Tuesday, September 11, 2012

Obama votes "absent" on national security

How big a deal is it that President Obama skips more than 50% of his daily intelligence meetings?
President Obama is touting his foreign policy experience on the campaign trail, but startling new statistics suggest that national security has not necessarily been the personal priority the president makes it out to be. It turns out that more than half the time, the commander in chief does not attend his daily intelligence meeting...
During his first 1,225 days in office, Obama attended his PDB [Presidential Daily Brief] just 536 times — or 43.8 percent of the time. During 2011 and the first half of 2012, his attendance became even less frequent — falling to just over 38 percent. By contrast, Obama’s predecessor, George W. Bush almost never missed his daily intelligence meeting. 
This seems like a big deal to me, and indicative of a Commander in Chief who isn't very engaged in being Commander in Chief, particularly considering that we are at war. But Obama's National Security Council spokesman says the meetings aren't all that important.
Vietor did not dispute the numbers, but said the fact that the president, during a time of war, does not attend his daily intelligence meeting on a daily basis is “not particularly interesting or useful.” He says that the president reads his PDB every day, and he disagreed with the suggestion that there is any difference whatsoever between simply reading the briefing book and having an interactive discussion of its contents with top national security and intelligence officials where the president can probe assumptions and ask questions.
This makes no sense to me. If my top priority were keeping the country safe, there's no way I'd be blowing off face to face meetings and relying on executive summaries.
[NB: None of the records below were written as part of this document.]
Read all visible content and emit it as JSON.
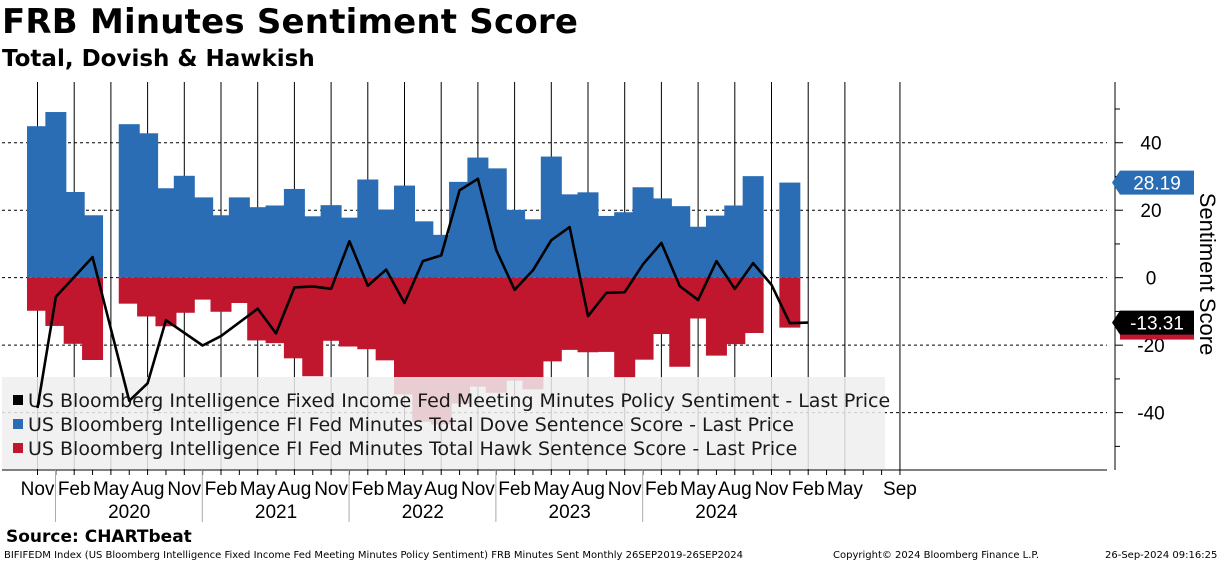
{
  "title": "FRB Minutes Sentiment Score",
  "subtitle": "Total, Dovish & Hawkish",
  "source": "Source: CHARTbeat",
  "footer": {
    "left": "BIFIFEDM Index (US Bloomberg Intelligence Fixed Income Fed Meeting Minutes Policy Sentiment) FRB Minutes Sent  Monthly 26SEP2019-26SEP2024",
    "middle": "Copyright© 2024 Bloomberg Finance L.P.",
    "right": "26-Sep-2024 09:16:25"
  },
  "colors": {
    "dove": "#2a6db5",
    "hawk": "#c0172f",
    "total": "#000000",
    "grid": "#000000"
  },
  "chart_data": {
    "type": "bar",
    "title": "FRB Minutes Sentiment Score",
    "subtitle": "Total, Dovish & Hawkish",
    "ylabel": "Sentiment Score",
    "ylim": [
      -57,
      58
    ],
    "yticks": [
      -40,
      -20,
      0,
      20,
      40
    ],
    "x_tick_labels": [
      {
        "label": "Nov",
        "index": 0
      },
      {
        "label": "Feb",
        "index": 2
      },
      {
        "label": "May",
        "index": 4
      },
      {
        "label": "Aug",
        "index": 6
      },
      {
        "label": "Nov",
        "index": 8
      },
      {
        "label": "Feb",
        "index": 10
      },
      {
        "label": "May",
        "index": 12
      },
      {
        "label": "Aug",
        "index": 14
      },
      {
        "label": "Nov",
        "index": 16
      },
      {
        "label": "Feb",
        "index": 18
      },
      {
        "label": "May",
        "index": 20
      },
      {
        "label": "Aug",
        "index": 22
      },
      {
        "label": "Nov",
        "index": 24
      },
      {
        "label": "Feb",
        "index": 26
      },
      {
        "label": "May",
        "index": 28
      },
      {
        "label": "Aug",
        "index": 30
      },
      {
        "label": "Nov",
        "index": 32
      },
      {
        "label": "Feb",
        "index": 34
      },
      {
        "label": "May",
        "index": 36
      },
      {
        "label": "Aug",
        "index": 38
      },
      {
        "label": "Nov",
        "index": 40
      },
      {
        "label": "Feb",
        "index": 42
      },
      {
        "label": "May",
        "index": 44
      },
      {
        "label": "Sep",
        "index": 47
      }
    ],
    "year_labels": [
      {
        "label": "2020",
        "index": 5
      },
      {
        "label": "2021",
        "index": 13
      },
      {
        "label": "2022",
        "index": 21
      },
      {
        "label": "2023",
        "index": 29
      },
      {
        "label": "2024",
        "index": 37
      }
    ],
    "legend": [
      {
        "name": "US Bloomberg Intelligence Fixed Income Fed Meeting Minutes Policy Sentiment - Last Price",
        "color": "#000000"
      },
      {
        "name": "US Bloomberg Intelligence FI Fed Minutes Total Dove Sentence Score - Last Price",
        "color": "#2a6db5"
      },
      {
        "name": "US Bloomberg Intelligence FI Fed Minutes Total Hawk Sentence Score - Last Price",
        "color": "#c0172f"
      }
    ],
    "last_values": {
      "dove": "28.19",
      "total": "-13.31"
    },
    "series": [
      {
        "name": "Total Dove Sentence Score",
        "type": "bar",
        "x_index": [
          0,
          1,
          2,
          3,
          5,
          6,
          7,
          8,
          9,
          10,
          11,
          12,
          13,
          14,
          15,
          16,
          17,
          18,
          19,
          20,
          21,
          22,
          23,
          24,
          25,
          26,
          27,
          28,
          29,
          30,
          31,
          32,
          33,
          34,
          35,
          36,
          37,
          38,
          39,
          41,
          42
        ],
        "values": [
          44.9,
          49.1,
          25.4,
          18.5,
          45.5,
          42.8,
          26.5,
          30.2,
          23.8,
          18.5,
          23.8,
          20.9,
          21.4,
          26.3,
          18.2,
          21.5,
          17.8,
          29.1,
          20.2,
          27.3,
          16.7,
          12.7,
          28.4,
          35.6,
          32.4,
          20.1,
          17.3,
          35.9,
          24.7,
          25.3,
          18.3,
          19.4,
          26.8,
          23.5,
          21.2,
          15.1,
          18.4,
          21.4,
          30.1,
          28.19,
          0
        ]
      },
      {
        "name": "Total Hawk Sentence Score",
        "type": "bar",
        "values_by_slot": "aligned with dove x_index",
        "values": [
          -9.8,
          -14.3,
          -19.6,
          -24.4,
          -7.7,
          -11.5,
          -14.4,
          -10.4,
          -6.5,
          -10.1,
          -7.5,
          -18.6,
          -19.4,
          -23.9,
          -29.2,
          -18.7,
          -20.4,
          -21.2,
          -24.5,
          -34.6,
          -42.7,
          -43.5,
          -37.3,
          -32.3,
          -34.1,
          -30.5,
          -33.1,
          -24.8,
          -21.4,
          -22.1,
          -22.0,
          -29.7,
          -24.3,
          -16.7,
          -26.4,
          -12.1,
          -23.1,
          -19.7,
          -16.4,
          -14.8,
          0
        ]
      },
      {
        "name": "Policy Sentiment (Total)",
        "type": "line",
        "values": [
          -38.6,
          -5.7,
          6.1,
          -36.5,
          -31.3,
          -12.6,
          -20.1,
          -17.3,
          -9.2,
          -16.5,
          -2.9,
          -2.6,
          -3.3,
          10.8,
          -2.4,
          2.4,
          -7.5,
          4.9,
          6.6,
          25.9,
          29.3,
          8.2,
          -3.6,
          2.2,
          11.1,
          15.0,
          -11.4,
          -4.5,
          -4.3,
          4.0,
          10.3,
          -2.5,
          -6.6,
          4.9,
          -3.3,
          4.3,
          -2.1,
          -13.5,
          -13.31
        ]
      }
    ],
    "line_x_index": [
      0,
      1,
      3,
      5,
      6,
      7,
      9,
      10,
      12,
      13,
      14,
      15,
      16,
      17,
      18,
      19,
      20,
      21,
      22,
      23,
      24,
      25,
      26,
      27,
      28,
      29,
      30,
      31,
      32,
      33,
      34,
      35,
      36,
      37,
      38,
      39,
      40,
      41,
      42
    ]
  }
}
Compare Obama's approach to that of his predecessor:
[President Bush] held his intelligence meeting six days a week, no exceptions — usually with the vice president, the White House chief of staff, the national security adviser, the director of National Intelligence, or their deputies, and CIA briefers in attendance. Once a week, he held an expanded Homeland Security briefing that included the Homeland Security adviser, the FBI director and other homeland security officials. Bush also did more than 100 hour-long “deep dives” in which he invited intelligence analysts into the Oval Office to get their unvarnished and sometimes differing views. Such meetings deepened the president’s understanding of the issues and helped analysts better understand the problems with which he was wrestling.
Now that sounds like a Commander in Chief who takes his constitutional oath to protect the country seriously. Obama sounds like he's just going through the motions.